Genuinely, he was a great man, capable by nature of acting successfully on a wider theatre than the one he filled; but, we think he occupied the best position for usefulness. Admitting that he had natural powers, which, if trained in the widest field of the world's action, had equalled in policy a Talleyrand, or, in the creation of great and successful plans, a Napoleon or a Wellington, how much better is the retrospect, in the eyes of all heavenly wisdom, to survey his labors as being directed to the salvation of men, to the establishment in the church of order and prosperity, and to the dissemination of a great truth in Christendom, which, though it may have been a century in advance of the age, is destined to fill the whole earth. This truth is the declaration that true religion and the right bond of union among Christians, are a divine life, and not a mental assent, a theological belief. We own the hand of Providence in the gift of such men to the world; and whether appreciated now or not, according to the demand of justice, we boldly affirm that Joseph Badger has declared truths, made sacrifices, and exerted influences on earth as a theological reformer, whose effects shall not die away in centuries. They who help the world's progress are doubtless its first benefactors; and we have this firm faith, that the world is now, and ever will be, the wealthier from his having lived in it.
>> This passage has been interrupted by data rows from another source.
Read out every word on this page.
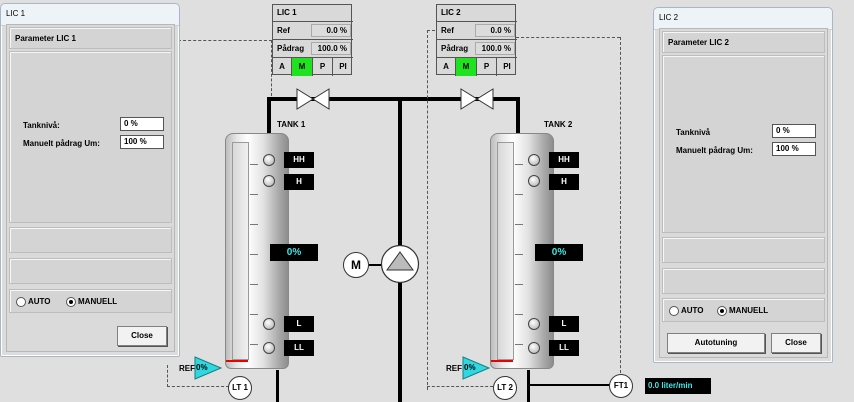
LIC 1
Ref	0.0 %
Pådrag	100.0 %
A	M	P	PI
LIC 2
Ref	0.0 %
Pådrag	100.0 %
A	M	P	PI
TANK 1
HH
H
0%
L
LL
TANK 2
HH
H
0%
L
LL
M
REF 0%
LT 1
REF 0%
LT 2	FT1	0.0 liter/min
LIC 1
Parameter LIC 1
Tanknivå:	0 %
Manuelt pådrag Um:	100 %
AUTO	MANUELL
Close
LIC 2
Parameter LIC 2
Tanknivå	0 %
Manuelt pådrag Um:	100 %
AUTO	MANUELL
Autotuning	Close
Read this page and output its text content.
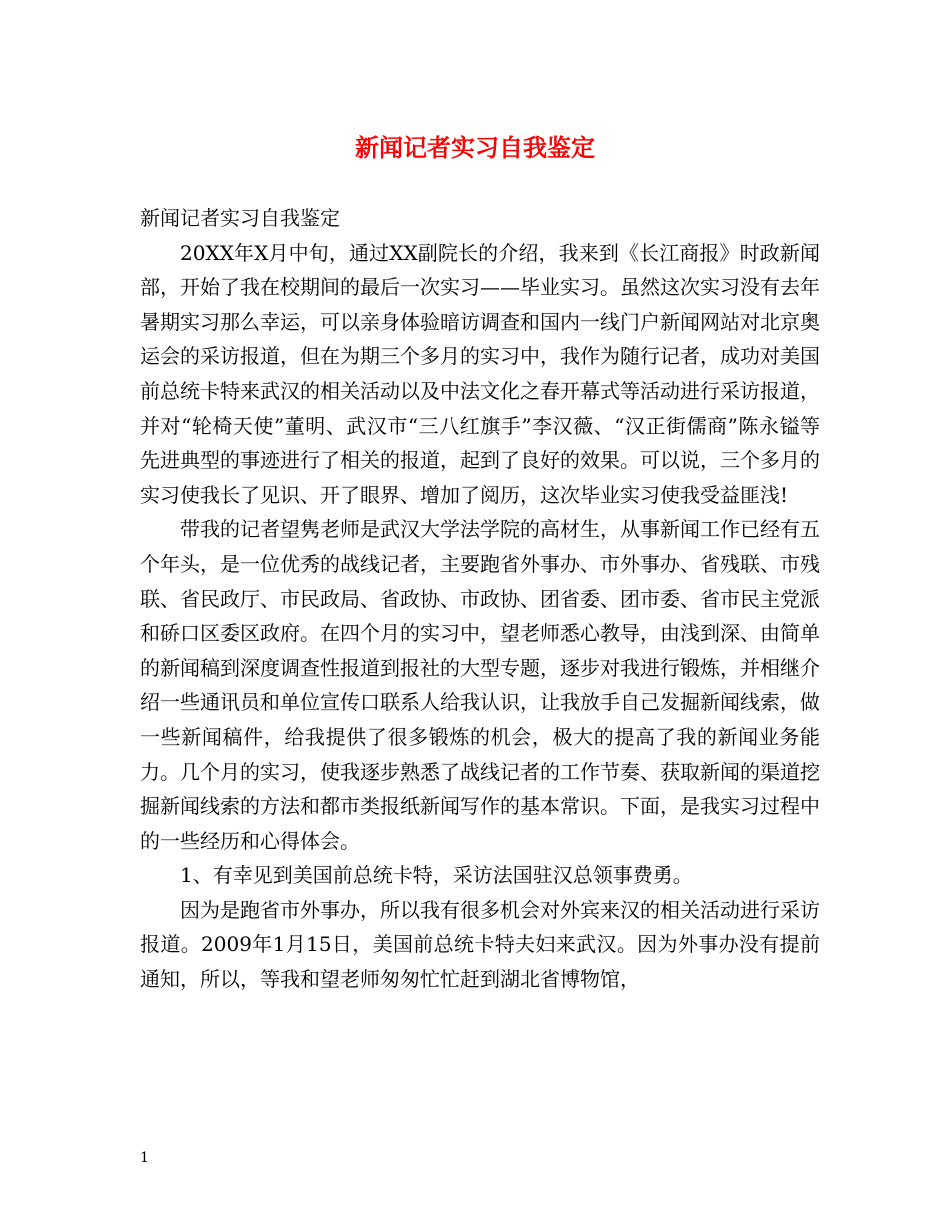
新闻记者实习自我鉴定

新闻记者实习自我鉴定

20XX年X月中旬，通过XX副院长的介绍，我来到《长江商报》时政新闻部，开始了我在校期间的最后一次实习——毕业实习。虽然这次实习没有去年暑期实习那么幸运，可以亲身体验暗访调查和国内一线门户新闻网站对北京奥运会的采访报道，但在为期三个多月的实习中，我作为随行记者，成功对美国前总统卡特来武汉的相关活动以及中法文化之春开幕式等活动进行采访报道，并对“轮椅天使”董明、武汉市“三八红旗手”李汉薇、“汉正街儒商”陈永镒等先进典型的事迹进行了相关的报道，起到了良好的效果。可以说，三个多月的实习使我长了见识、开了眼界、增加了阅历，这次毕业实习使我受益匪浅!

带我的记者望隽老师是武汉大学法学院的高材生，从事新闻工作已经有五个年头，是一位优秀的战线记者，主要跑省外事办、市外事办、省残联、市残联、省民政厅、市民政局、省政协、市政协、团省委、团市委、省市民主党派和硚口区委区政府。在四个月的实习中，望老师悉心教导，由浅到深、由简单的新闻稿到深度调查性报道到报社的大型专题，逐步对我进行锻炼，并相继介绍一些通讯员和单位宣传口联系人给我认识，让我放手自己发掘新闻线索，做一些新闻稿件，给我提供了很多锻炼的机会，极大的提高了我的新闻业务能力。几个月的实习，使我逐步熟悉了战线记者的工作节奏、获取新闻的渠道挖掘新闻线索的方法和都市类报纸新闻写作的基本常识。下面，是我实习过程中的一些经历和心得体会。

1、有幸见到美国前总统卡特，采访法国驻汉总领事费勇。

因为是跑省市外事办，所以我有很多机会对外宾来汉的相关活动进行采访报道。2009年1月15日，美国前总统卡特夫妇来武汉。因为外事办没有提前通知，所以，等我和望老师匆匆忙忙赶到湖北省博物馆，

1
"No farther seek his merits to disclose,
Or draw his frailties from their dread abode,
Where they alike in trembling hope repose,
The bosom of his Father and his God."


[CHAPTER XXII.]

ADDRESSES, SERMONS, REMINISCENCES, VIEWS OF CONTEMPORARIES.

Elsewhere allusion has been made to the extreme difficulty, to the impossibility even, that accompanies an effort to imbody a speaker like Mr. Badger, entire, in written words. Yet it is due to the readers of his Biography that some definite attention be called to this part of his ministerial accomplishments. There was nothing of the trumpet-blast in his oratory. It was liquid. It flowed as a current from a fountain, and, like a current, at times was brisk and playful in movement. Simplicity, ease, dignity, clearness, were his graces. A power to command the entire attention, to deal in surprises in unfolding a subject, to keep an audience for hours without weariness, was, in a rare degree, his possession.

The earliest written address I have noticed is an oration delivered July 4, 1819, at Penfield, New York. Its text is, "Righteousness exalteth a nation," and its motto, the words of Barbauld,

"August she sits, and with extended hands
Holds forth the Book of Life to distant lands."

Instead of beginning as gaseous orators usually did and do on such occasions, with a patriotic vaunting, he alludes to the nobleness of man's nature, which originally was designed for self-government.